The Steiner Pipe Organ at Friedberg Moravian Christian Church, in Winston-Salem, NC, is home to a pair of matching glass organ pipes that are 5 feet 7 inches tall, polygonal, and are part of the Principle 8 organ stop. Wilhelmy created them using clear, textured, and iridescent art glass and mirrored glass for a gently reflective look that is in keeping with the simplicity and understated elegance of the Steiner organ and Moravian chapel.

Wilhelmy is the author of "The Art of Casting High Lead Pipe Metal" published in the March 1998 issue of the ISO Journal (International Society of Organbuilders) and translated into German and French.

== Biography ==
Originally from Austria, Xaver Wilhelmy trained as a pipe organ builder at Rieger Orgelbau in Schwarzach, Vorarlberg (Austria), continued his education in Ludwigsburg, Germany, then joined Fehrle en Roeleveld Orrelbouers outside Johannesburg, South Africa, where he also trained as a piano builder, and luthier.

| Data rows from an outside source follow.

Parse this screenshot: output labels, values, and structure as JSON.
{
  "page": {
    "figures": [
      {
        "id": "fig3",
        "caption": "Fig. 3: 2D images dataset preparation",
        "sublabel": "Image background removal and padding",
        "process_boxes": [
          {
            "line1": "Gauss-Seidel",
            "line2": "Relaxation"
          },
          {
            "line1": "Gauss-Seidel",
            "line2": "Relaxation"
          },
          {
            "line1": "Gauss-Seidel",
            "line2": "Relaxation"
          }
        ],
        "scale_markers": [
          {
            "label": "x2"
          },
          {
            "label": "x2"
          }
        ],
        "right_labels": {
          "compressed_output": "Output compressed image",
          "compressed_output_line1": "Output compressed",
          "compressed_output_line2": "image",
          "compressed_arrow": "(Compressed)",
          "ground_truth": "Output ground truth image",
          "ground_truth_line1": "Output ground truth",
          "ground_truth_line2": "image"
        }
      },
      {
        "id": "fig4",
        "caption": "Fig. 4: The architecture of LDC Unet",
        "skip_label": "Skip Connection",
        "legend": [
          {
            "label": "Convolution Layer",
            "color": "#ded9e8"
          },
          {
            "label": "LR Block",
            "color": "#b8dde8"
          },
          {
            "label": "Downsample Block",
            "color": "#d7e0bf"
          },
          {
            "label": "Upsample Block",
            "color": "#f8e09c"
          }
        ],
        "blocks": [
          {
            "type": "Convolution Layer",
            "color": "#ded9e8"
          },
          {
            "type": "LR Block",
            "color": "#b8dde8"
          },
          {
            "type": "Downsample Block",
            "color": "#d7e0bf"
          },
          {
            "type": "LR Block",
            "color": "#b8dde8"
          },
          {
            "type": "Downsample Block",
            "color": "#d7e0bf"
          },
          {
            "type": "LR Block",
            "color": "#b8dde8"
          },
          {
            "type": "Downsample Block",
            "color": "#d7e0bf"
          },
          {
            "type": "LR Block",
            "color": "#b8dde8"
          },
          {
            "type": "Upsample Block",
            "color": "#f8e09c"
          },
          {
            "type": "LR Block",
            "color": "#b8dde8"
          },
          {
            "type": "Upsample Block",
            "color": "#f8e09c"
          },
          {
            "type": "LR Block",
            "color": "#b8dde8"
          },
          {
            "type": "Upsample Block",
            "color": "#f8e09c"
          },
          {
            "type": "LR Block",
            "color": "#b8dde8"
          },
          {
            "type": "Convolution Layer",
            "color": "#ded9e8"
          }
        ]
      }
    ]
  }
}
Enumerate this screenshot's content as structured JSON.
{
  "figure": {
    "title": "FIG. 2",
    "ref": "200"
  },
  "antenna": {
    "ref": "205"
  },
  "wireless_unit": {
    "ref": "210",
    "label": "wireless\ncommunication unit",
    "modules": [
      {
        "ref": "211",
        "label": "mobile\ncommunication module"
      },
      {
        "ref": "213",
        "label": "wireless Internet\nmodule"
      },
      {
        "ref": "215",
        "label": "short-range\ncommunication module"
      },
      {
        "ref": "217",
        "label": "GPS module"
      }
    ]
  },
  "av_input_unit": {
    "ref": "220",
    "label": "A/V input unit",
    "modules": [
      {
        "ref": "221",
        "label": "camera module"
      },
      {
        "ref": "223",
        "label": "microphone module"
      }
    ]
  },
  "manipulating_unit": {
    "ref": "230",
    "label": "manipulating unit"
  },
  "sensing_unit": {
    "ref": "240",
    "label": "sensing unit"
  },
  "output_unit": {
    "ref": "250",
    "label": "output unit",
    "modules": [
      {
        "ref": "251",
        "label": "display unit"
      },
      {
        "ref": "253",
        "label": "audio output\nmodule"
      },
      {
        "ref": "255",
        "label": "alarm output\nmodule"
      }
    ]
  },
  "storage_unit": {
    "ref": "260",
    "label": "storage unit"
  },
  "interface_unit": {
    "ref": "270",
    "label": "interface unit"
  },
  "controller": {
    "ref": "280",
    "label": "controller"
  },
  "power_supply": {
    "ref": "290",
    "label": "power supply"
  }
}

Wilhelmy won the Austrian Creativity Competition for work related to Art, Music, and Architecture in 2005 for his work creating the first glass organ pipes in the world.

Xaver Wilhelmy immigrated to the United States in 1994 where he joined Taylor & Boody Organ Builders in Staunton, Virginia as Pipe Shop Supervisor.

Currently, Wilhelmy is the Pipe Organ Designer, Consultant, and Educator at Geshenke Aus Glas of Staunton, Virginia, a company that specializes in glass organ pipes.

Wilhelmy is the founder of The Wilhelmy School, dedicated to passing the fundamentals of pipe organ building and innovation along to a new generation of builders, performers, and conservationists in order to preserve, conserve, and improve upon the most remarkable instrument ever created.